- O presidente da Agência Portuguesa do Ambiente (APA) recusou falar sobre guarda-sóis em frente a concessões de praia, afirmando que já disse o que tinha a dizer.
- A declaração ocorreu no dia em que arrancou a época balnear após a visita à praia de Vila Praia de Âncora, onde foi concluída uma obra de reposição de areias.

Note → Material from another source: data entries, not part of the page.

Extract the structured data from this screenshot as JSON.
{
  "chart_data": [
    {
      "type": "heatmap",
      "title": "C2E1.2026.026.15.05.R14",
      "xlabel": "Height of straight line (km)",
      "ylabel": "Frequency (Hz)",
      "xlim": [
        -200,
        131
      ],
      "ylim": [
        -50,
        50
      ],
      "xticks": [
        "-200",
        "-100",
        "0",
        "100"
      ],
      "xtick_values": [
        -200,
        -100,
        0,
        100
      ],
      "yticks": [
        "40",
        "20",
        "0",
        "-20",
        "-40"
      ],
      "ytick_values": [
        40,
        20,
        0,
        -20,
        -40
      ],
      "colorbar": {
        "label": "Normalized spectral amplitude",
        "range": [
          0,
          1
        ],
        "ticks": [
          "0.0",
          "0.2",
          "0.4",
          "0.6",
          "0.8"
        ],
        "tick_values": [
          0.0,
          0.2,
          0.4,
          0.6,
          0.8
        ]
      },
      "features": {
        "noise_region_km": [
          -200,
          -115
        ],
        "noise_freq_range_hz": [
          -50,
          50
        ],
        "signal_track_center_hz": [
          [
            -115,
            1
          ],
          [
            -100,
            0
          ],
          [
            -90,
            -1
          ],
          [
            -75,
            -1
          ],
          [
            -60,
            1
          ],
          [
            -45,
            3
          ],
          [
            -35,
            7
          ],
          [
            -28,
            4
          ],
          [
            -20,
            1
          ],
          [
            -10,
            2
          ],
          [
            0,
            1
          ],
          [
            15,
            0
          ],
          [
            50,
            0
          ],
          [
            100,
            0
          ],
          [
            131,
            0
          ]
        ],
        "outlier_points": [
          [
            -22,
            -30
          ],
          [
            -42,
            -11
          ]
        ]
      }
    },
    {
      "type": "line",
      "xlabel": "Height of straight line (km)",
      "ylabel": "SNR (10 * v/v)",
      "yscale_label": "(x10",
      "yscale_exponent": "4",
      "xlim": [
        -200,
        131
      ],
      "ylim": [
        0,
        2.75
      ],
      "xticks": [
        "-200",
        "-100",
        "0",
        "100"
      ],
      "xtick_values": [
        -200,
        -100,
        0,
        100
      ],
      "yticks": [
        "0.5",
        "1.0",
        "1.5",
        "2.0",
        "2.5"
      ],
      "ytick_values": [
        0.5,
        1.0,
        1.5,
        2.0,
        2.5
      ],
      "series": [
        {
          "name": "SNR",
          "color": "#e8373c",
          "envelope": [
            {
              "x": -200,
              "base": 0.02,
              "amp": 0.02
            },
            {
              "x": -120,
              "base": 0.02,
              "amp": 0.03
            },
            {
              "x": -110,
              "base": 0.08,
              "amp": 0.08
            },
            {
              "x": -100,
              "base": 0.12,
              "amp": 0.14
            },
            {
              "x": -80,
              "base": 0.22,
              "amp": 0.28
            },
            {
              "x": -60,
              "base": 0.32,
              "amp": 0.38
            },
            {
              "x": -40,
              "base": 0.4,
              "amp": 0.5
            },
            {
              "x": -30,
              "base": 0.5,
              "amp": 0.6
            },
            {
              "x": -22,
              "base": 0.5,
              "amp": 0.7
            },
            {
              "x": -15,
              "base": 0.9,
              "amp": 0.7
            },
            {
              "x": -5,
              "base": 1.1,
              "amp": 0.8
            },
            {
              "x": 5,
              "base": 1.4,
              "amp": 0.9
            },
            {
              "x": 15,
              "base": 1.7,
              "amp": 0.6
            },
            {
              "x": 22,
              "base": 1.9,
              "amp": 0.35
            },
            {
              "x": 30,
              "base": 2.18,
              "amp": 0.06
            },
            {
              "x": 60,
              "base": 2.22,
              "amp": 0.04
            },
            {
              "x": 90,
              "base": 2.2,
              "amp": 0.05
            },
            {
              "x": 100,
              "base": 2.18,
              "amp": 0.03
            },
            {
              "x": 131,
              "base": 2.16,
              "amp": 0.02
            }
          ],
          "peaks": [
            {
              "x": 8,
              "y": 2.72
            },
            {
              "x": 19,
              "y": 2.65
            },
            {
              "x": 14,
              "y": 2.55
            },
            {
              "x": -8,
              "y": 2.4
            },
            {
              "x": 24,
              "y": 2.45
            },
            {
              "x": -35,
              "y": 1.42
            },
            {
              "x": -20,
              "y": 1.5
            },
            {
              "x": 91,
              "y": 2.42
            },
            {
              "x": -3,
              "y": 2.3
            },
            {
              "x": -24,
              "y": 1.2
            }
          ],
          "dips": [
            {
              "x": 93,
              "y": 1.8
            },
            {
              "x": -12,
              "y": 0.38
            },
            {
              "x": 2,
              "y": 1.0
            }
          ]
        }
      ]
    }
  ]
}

- A APA explicou, a 2 de junho, que banhistas podem colocar chapéus-de-sol em frente às concessões de praia, consideradas áreas de uso privado, com limites de trinta por cento da área útil e cinquenta por cento da frente de praia.
- O presidente da Associação de Concessionários de Praia e Bares da zona Norte disse que a colocação de guarda-sóis está ultrapassada e que o convívio entre banhistas tem sido saudável.
- A DECO PROteste indicou que banhistas podem colocar toalhas e chapéus-de-sol desde que não ocupem zonas de segurança; a ministra do Ambiente lembrou o acesso livre ao areal, com exceções, e a Federação Portuguesa de Concessionários de Praia sinalizou dúvidas na sinalização dessas áreas.
O presidente da Agência Portuguesa do Ambiente (APA) recusou comentar, neste sábado, a colocação de guarda-sóis em frente às concessões de praia. A reação ocorreu durante a visita à praia de Vila Praia de Âncora, em Caminha, no início da época balnear, onde foi concluída uma obra de reposição de areias.
A APA já esclarecera, a 2 de junho, que banhistas podem colocar chapéus-de-sol frente às concessões, entendidas como áreas de uso privado. Estas áreas não podem ocupar mais de 30% da área útil da praia nem 50% da frente de banho.
Reações setoriais
O presidente da Associação de Concessionários de Praia e Bares da zona Norte considerou que a colocação de guarda-sóis em frente a zonas concessionadas é uma questão ultrapassada e destacou que o convívio entre banhistas tem sido saudável. Salientou que, onde houver necessidade, as situações são corrigíveis.
A DECO PROteste alertou, na sexta-feira, que toalhas e chapéus-de-sol podem ser usados na frente das concessões, desde que não ocupem zonas de segurança devidamente assinaladas.
A 5 de junho, a ministra do Ambiente reiterou que o areal continua de acesso livre, salvo nas zonas concessionadas e nas faixas de segurança, sublinhando que cabe aos municípios definir estas áreas e divulgar os planos de praia.
A Federação Portuguesa de Concessionários de Praia (FPCP) afirmou que a legislação está a ser aplicada, ao mesmo tempo que avançou dúvidas sobre a sinalização das zonas de chapéus-de-sol nos areais.